Buenos Aires tiene 1.020 espacios verdes pero solo 17 de ellos cuentan con "caniles", como se llaman los lugares públicos donde los perros están autorizados a hacer lo suyo. Allí se realiza un acto elitista, de minorías. La gran defecación se queda afuera de ese perímetro, se seca a la vista, como el único regalito que iguala a los animales de pedigrí y a los chuchos sin dueño que nunca dejan de ladrar por su abandono.Y tampoco falta nunca el grito de un desprevenido que tapizó su suela con ese marrón oscuro que hiede y avergüenza. La experiencia les enseña a andar atentos por un suelo lleno de infaustas sorpresas. Es por eso que a veces también la gente anda cabizbaja, o camina en zigzag.

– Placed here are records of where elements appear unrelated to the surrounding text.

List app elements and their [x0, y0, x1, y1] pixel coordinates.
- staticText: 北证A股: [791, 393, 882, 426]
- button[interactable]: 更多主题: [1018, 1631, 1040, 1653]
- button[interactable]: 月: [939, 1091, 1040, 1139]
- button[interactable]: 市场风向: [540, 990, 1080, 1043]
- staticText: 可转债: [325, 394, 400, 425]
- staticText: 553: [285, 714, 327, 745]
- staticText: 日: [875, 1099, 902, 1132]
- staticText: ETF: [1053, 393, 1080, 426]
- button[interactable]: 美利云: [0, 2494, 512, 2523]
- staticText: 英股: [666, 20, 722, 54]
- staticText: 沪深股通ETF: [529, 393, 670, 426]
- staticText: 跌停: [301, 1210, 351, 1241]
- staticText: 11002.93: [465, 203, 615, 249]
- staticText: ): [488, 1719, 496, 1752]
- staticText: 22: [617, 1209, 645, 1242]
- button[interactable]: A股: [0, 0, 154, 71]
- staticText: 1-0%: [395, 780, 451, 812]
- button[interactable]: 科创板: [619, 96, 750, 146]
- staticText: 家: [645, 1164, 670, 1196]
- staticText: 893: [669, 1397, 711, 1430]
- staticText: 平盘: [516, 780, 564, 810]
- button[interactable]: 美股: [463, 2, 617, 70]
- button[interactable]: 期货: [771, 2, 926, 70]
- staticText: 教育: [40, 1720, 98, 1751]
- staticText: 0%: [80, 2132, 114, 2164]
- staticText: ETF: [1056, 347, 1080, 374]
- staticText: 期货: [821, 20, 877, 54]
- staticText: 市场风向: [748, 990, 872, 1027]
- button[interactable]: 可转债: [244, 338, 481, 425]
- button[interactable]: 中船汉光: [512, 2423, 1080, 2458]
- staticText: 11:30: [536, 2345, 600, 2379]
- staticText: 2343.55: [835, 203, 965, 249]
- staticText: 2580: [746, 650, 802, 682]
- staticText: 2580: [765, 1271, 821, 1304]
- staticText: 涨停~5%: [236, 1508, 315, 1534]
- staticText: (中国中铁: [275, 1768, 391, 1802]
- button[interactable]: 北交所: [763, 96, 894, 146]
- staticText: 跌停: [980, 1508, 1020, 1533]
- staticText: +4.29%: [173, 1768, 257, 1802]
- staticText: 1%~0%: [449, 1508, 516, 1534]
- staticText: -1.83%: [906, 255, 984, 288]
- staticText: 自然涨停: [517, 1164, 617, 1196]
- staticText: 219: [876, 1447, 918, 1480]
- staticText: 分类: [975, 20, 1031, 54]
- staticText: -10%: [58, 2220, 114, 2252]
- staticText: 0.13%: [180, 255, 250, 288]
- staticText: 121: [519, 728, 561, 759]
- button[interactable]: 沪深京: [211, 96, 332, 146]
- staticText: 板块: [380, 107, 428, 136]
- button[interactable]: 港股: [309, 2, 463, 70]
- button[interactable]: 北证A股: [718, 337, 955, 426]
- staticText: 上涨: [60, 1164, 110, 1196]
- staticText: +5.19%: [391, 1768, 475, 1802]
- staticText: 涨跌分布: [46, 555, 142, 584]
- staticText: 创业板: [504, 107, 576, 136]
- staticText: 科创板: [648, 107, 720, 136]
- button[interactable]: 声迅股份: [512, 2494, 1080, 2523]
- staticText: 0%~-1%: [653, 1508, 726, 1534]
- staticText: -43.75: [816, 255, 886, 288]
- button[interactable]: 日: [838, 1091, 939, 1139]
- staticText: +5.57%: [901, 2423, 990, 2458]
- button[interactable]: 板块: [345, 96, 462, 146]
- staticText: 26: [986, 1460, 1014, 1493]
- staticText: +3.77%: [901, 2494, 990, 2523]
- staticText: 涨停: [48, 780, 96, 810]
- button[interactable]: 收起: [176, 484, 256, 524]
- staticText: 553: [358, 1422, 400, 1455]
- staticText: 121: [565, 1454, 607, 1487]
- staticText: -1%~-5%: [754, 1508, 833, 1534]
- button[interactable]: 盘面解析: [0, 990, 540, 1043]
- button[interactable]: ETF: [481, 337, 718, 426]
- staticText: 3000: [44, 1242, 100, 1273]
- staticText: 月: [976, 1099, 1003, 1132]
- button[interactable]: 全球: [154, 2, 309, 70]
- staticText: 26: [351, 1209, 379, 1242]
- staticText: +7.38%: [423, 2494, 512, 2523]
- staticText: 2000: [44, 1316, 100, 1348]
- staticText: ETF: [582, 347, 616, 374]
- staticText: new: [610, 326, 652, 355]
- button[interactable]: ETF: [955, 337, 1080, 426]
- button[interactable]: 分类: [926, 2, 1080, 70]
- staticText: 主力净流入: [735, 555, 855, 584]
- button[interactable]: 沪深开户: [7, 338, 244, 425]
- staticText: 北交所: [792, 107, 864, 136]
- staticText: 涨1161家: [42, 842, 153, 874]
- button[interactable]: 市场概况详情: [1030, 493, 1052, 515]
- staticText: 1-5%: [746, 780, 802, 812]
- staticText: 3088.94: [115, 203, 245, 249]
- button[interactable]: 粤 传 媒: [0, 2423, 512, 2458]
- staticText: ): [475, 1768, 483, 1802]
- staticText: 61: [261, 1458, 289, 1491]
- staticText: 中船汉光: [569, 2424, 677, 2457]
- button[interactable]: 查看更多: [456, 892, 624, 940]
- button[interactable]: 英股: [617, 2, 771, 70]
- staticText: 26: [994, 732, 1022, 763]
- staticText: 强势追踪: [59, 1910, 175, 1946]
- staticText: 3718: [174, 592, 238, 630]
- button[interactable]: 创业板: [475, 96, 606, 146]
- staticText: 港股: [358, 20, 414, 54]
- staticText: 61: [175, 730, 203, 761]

Muchos, incluso, se han vuelto zoofóbicos o han perdido la compostura. La frase "¿qué, acaso usted no quiere a los animales?", suele ser soltada por los paseadores como un mantra defensivo.
Una vez sucedió algo extraño en la Recoleta, uno de los barrios más chic de esta capital perruna. Trece canes murieron envenenados con estricnina. La identidad del asesino en serie nunca se conoció. Menos sus motivos. Se llegó a especular con que se trataba de la venganza de una víctima de las repetidas marranadas, permitidas por los dueños de los animales. Me habría gustado contarle la anécdota a la chica de la calle Sucre, pero seguramente la hubiera malinterpretado.